On Being Ready for Change: How I Learned How to Build a Movement for Change
In recent months I have read about sexual assault in military; sexual violence on college campuses; domestic violence tearing apart families, and children trapped in the sex industry. How do we build and strengthen the movement for change to end these harmful and dangerous problems?
I recently wrote about how the #PowerInPrevention Ending Child Sexual Abuse Web Conference documented examples of people participating in a movement for change. Last week I had the opportunity to attend a training on strategic thinking sponsored by Move to End Violence. I was thrilled to be in the room with powerful leaders in organizations committed to ending sexual and domestic violence take time together to look at what it takes to build a movement to end violence against women and girls.

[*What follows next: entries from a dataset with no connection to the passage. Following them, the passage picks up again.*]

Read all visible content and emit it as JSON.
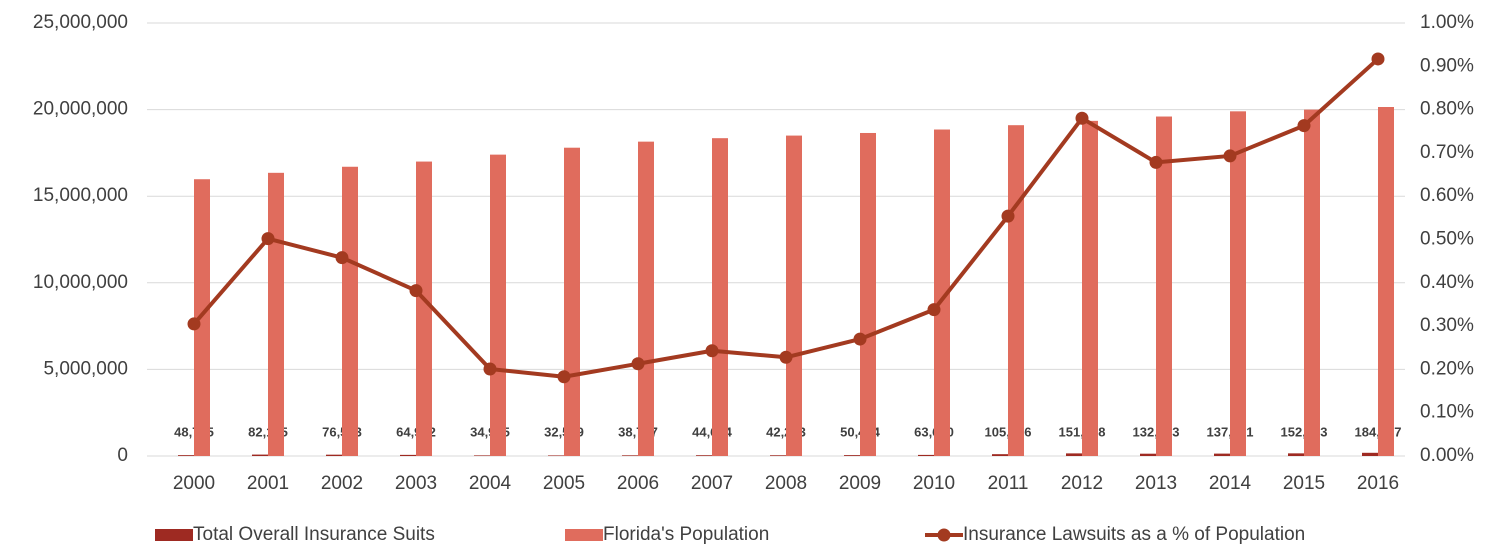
{
  "chart_data": {
    "type": "bar",
    "categories": [
      "2000",
      "2001",
      "2002",
      "2003",
      "2004",
      "2005",
      "2006",
      "2007",
      "2008",
      "2009",
      "2010",
      "2011",
      "2012",
      "2013",
      "2014",
      "2015",
      "2016"
    ],
    "series": [
      {
        "name": "Total Overall Insurance Suits",
        "type": "bar",
        "color": "#9e2a22",
        "values": [
          48705,
          82145,
          76563,
          64912,
          34995,
          32589,
          38747,
          44654,
          42223,
          50414,
          63650,
          105866,
          151008,
          132863,
          137851,
          152553,
          184857
        ],
        "value_labels": [
          "48,705",
          "82,145",
          "76,563",
          "64,912",
          "34,995",
          "32,589",
          "38,747",
          "44,654",
          "42,223",
          "50,414",
          "63,650",
          "105,866",
          "151,008",
          "132,863",
          "137,851",
          "152,553",
          "184,857"
        ]
      },
      {
        "name": "Florida's Population",
        "type": "bar",
        "color": "#e06c5d",
        "values": [
          15980000,
          16350000,
          16700000,
          17000000,
          17400000,
          17800000,
          18150000,
          18350000,
          18500000,
          18650000,
          18850000,
          19100000,
          19350000,
          19600000,
          19900000,
          20000000,
          20150000
        ]
      },
      {
        "name": "Insurance Lawsuits as a % of Population",
        "type": "line",
        "axis": "y2",
        "color": "#a33a20",
        "values": [
          0.305,
          0.502,
          0.458,
          0.382,
          0.201,
          0.183,
          0.213,
          0.243,
          0.228,
          0.27,
          0.338,
          0.554,
          0.78,
          0.678,
          0.693,
          0.763,
          0.917
        ]
      }
    ],
    "ylim": [
      0,
      25000000
    ],
    "yticks": [
      0,
      {
        "value": 5000000,
        "label": "5,000,000"
      },
      {
        "value": 10000000,
        "label": "10,000,000"
      },
      {
        "value": 15000000,
        "label": "15,000,000"
      },
      {
        "value": 20000000,
        "label": "20,000,000"
      },
      {
        "value": 25000000,
        "label": "25,000,000"
      }
    ],
    "y2lim": [
      0,
      1
    ],
    "y2ticks": [
      {
        "value": 0,
        "label": "0.00%"
      },
      {
        "value": 0.1,
        "label": "0.10%"
      },
      {
        "value": 0.2,
        "label": "0.20%"
      },
      {
        "value": 0.3,
        "label": "0.30%"
      },
      {
        "value": 0.4,
        "label": "0.40%"
      },
      {
        "value": 0.5,
        "label": "0.50%"
      },
      {
        "value": 0.6,
        "label": "0.60%"
      },
      {
        "value": 0.7,
        "label": "0.70%"
      },
      {
        "value": 0.8,
        "label": "0.80%"
      },
      {
        "value": 0.9,
        "label": "0.90%"
      },
      {
        "value": 1,
        "label": "1.00%"
      }
    ],
    "grid": true,
    "legend": "bottom"
  }
}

When I think of a movement typically I consider meetings, agendas, door knocking and countless phone calls (I started before we had the internet and social media as tools for movement building) to build mass mobilization. But those are only the activities and artifacts of movement making – they are not the ingredients that prepare us to be ready for change.
It is easy to follow into the trap of not preparing enough but jumping right into “how to do it.” For example, often we design a poster before we know what we want to accomplish with it. Or we decide to conduct prevention workshops in schools before we know what we want students to do. My training in social marketing taught me to ask questions before developing a communications strategy. I start with questions such as “Who is the audience?” and “What do I want them to do?”; then I move to more questions before decided what activity to embark on.
So how do I apply these concepts to movement building? We need to consider how to creates the conditions to build a movement. In great part it requires taking the time to imagine possibilities and engage in a thoughtful and intentional process of inquiry. We need to ask questions such as what is the purpose of what we are doing? Is there an opening to take action? What do you need to be prepared for? Why are we doing this?
This preparation positions us to be able to be nimble and respond effectively. For me I know that we need to take to time to consider these questions before taking action. PreventConnect can be one forum for sexual and domestic violence prevention practitioners to consider these questions together. I appreciate the leadership of Move to End Violence in supporting this conversation.
I know in the next several months and years there will be more headlines about sexual violence in the military and college campuses; another life after years of escalating abuse, and more children will be trafficked in sexual industry. Now is the time to ask ourselves the questions that will prepare us to take action for change.